En fait de bulle, c’est un cocon que Mark Linkous va lui aménager. Le génie qui préside aux destinées de Sparklehorse accepte la proposition de Nina Persson, grande fan du groupe, et prend en mains la production de l’album A Camp. Entre ses mains, les chansons rustaudes de Persson et Frisk (il en composera d’autres lui-même) deviennent un écrin douillet pour la voix douce, fluette et agile de Persson. Comme une couche de vernis sur du bois noble, Linkous patine ces chansons, les dépouille, pour ne plus garder que leur version fragile, osseuse, aussi délicate que poignante.
Dénudée (on aimerait bien), Nina Persson apparaît transfigurée, « polie » elle aussi par le temps. La jeune chanteuse aux longs cheveux blonds de Lovefool a mûri ; de midinette, elle devient femme (elle apparaît ainsi sur la couverture de l’album avec une chevelure noir corbeau).
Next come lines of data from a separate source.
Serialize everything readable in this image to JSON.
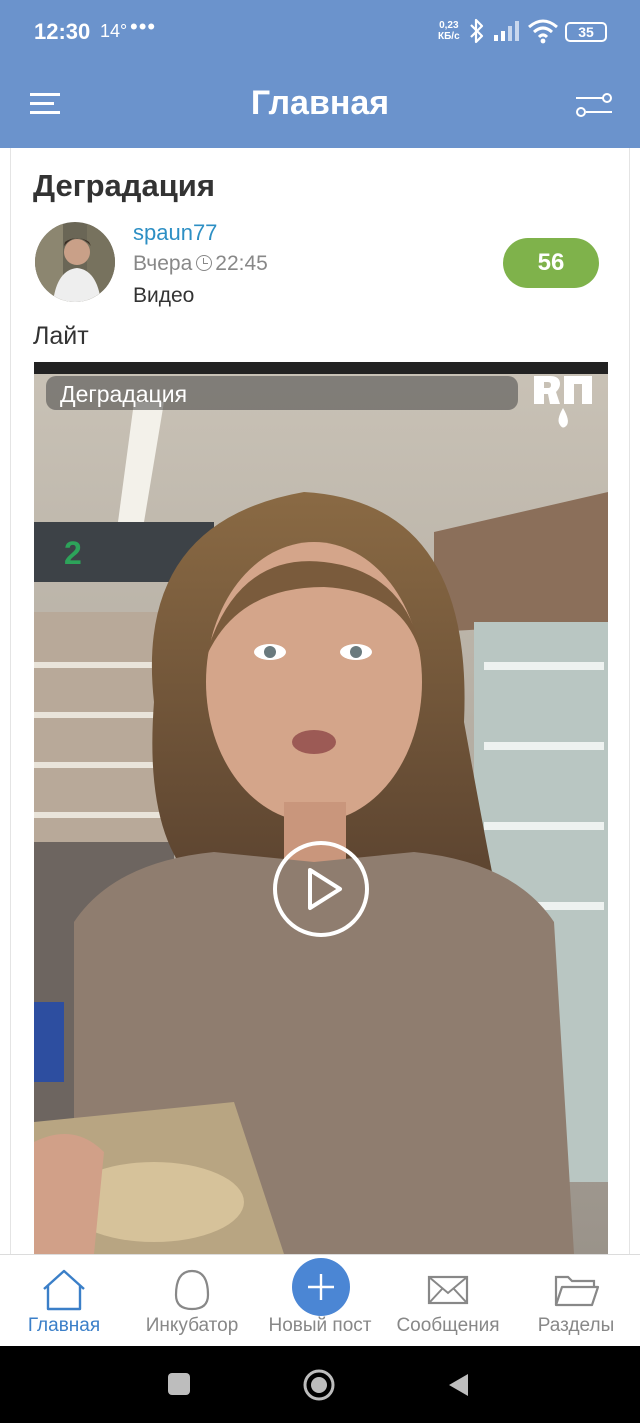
{
  "status_bar": {
    "time": "12:30",
    "temperature": "14°",
    "dots": "•••",
    "net_speed_value": "0,23",
    "net_speed_unit": "КБ/с",
    "battery": "35"
  },
  "app_bar": {
    "title": "Главная",
    "menu_icon": "hamburger-icon",
    "filter_icon": "filter-sliders-icon"
  },
  "post": {
    "title": "Деградация",
    "author": "spaun77",
    "date_label": "Вчера",
    "time": "22:45",
    "category": "Видео",
    "rating": "56",
    "text": "Лайт",
    "video": {
      "caption": "Деградация",
      "logo_icon": "yap-logo-icon",
      "play_icon": "play-icon"
    }
  },
  "bottom_nav": {
    "items": [
      {
        "label": "Главная",
        "icon": "home-icon",
        "active": true
      },
      {
        "label": "Инкубатор",
        "icon": "egg-icon",
        "active": false
      },
      {
        "label": "Новый пост",
        "icon": "plus-icon",
        "active": false
      },
      {
        "label": "Сообщения",
        "icon": "envelope-icon",
        "active": false
      },
      {
        "label": "Разделы",
        "icon": "folder-icon",
        "active": false
      }
    ]
  },
  "colors": {
    "header_blue": "#6b93cc",
    "accent_blue": "#3b7fc8",
    "author_link": "#2d8fc4",
    "rating_green": "#7fb24b"
  }
}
Ses paroles, elles aussi, acquièrent une maturité nouvelle : de son album, on retient le single I Can Buy You, ballade romantique où Persson prend les traits d’une femme « cougar » incapable de retenir son amant, même avec tout l’argent qu’elle possède ; le riff de slide guitar d’Angel of Sadness, les lourdes percussions de Such a Bad Comedown, l’atmosphère ouatée de Song for the Leftovers, la montée de fièvre de Hard as a Stone, les arrangements beatlesiens d’Algebra… Persson s’offre même le luxe de reprendre une chanson de Daniel Johnston, Walking the Cow.
En accouchant d’A Camp, Nina Persson se fait du bien – en l’écoutant, on ressent la même chose. Prêter l’oreille à cet album, c’est recevoir une caresse sur la joue, c’est se pelotonner devant un bon feu de cheminée quand la neige tombe dehors, c’est entendre la voix de votre moitié vous demander de partager une couverture avec lui (ou elle). Quelques grammes de finesse dans un monde de brutes, en somme.